March 23, 2010

A Word on Staples...

We, as an obnoxiously unaffected society, don't give nearly enough consideration to the little things that make Planet Earth such a smashing place to eat dead pigs and stuff. Man, can you tell I'm craving bacon?

Simple pleasures, folks. That's all I need (aside from George Clooney, a Ferrari and a private island on which to enjoy the preceding items.) But I'll settle for courteous staples.

Here's the thing... Being a regular gal with aforementioned simple needs (Do Ferraris come automatic), I believe I should be able to stumble into my place of employ and join several pages of nonsense (such as Medicare claims) together with no more effort than I put into my hair. Which is none.

Is this lofty goal unreasonable? Apparently, Staples believes it is.

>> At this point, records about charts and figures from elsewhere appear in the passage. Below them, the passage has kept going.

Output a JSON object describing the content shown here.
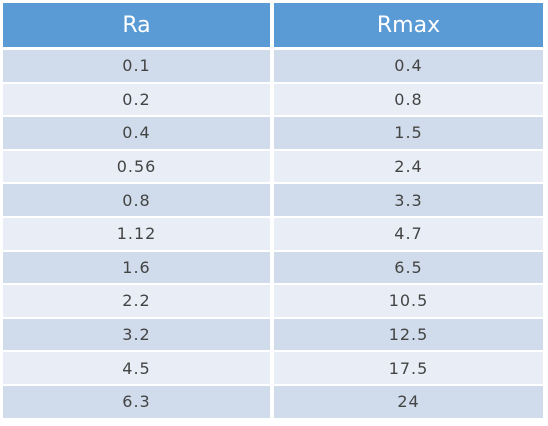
{
  "table": {
    "header": [
      "Ra",
      "Rmax"
    ],
    "rows": [
      [
        "0.1",
        "0.4"
      ],
      [
        "0.2",
        "0.8"
      ],
      [
        "0.4",
        "1.5"
      ],
      [
        "0.56",
        "2.4"
      ],
      [
        "0.8",
        "3.3"
      ],
      [
        "1.12",
        "4.7"
      ],
      [
        "1.6",
        "6.5"
      ],
      [
        "2.2",
        "10.5"
      ],
      [
        "3.2",
        "12.5"
      ],
      [
        "4.5",
        "17.5"
      ],
      [
        "6.3",
        "24"
      ]
    ]
  }
}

Why is it that I'm utilizing the very latest model of Staples stapler (exact model to your left), filled to bursting with Staples staples and...


Why do I get three at once and each contorted in a different direction (which is rather like a staple orgy and nothing you should be contemplating)? And they admit it! Note the 'L' in the above Staples logo and you'll see how 32.7% of my stapling attempts look. Lopsided, like a deformed alien with half a brain and marbles in his shoes. Is it so difficult to get a matched pair of office apparatus and have smoothness rule my day?

To recap, I'm using Staples staples in a Staples stapler and it all goes pear-shaped. Maybe Milton had it right? SWINGLINE ALL THE WAY!


  1. Could they be the wrong sized staples for the stapler?

  2. I'd employ a minion to do that type of thing. Let them eat staples.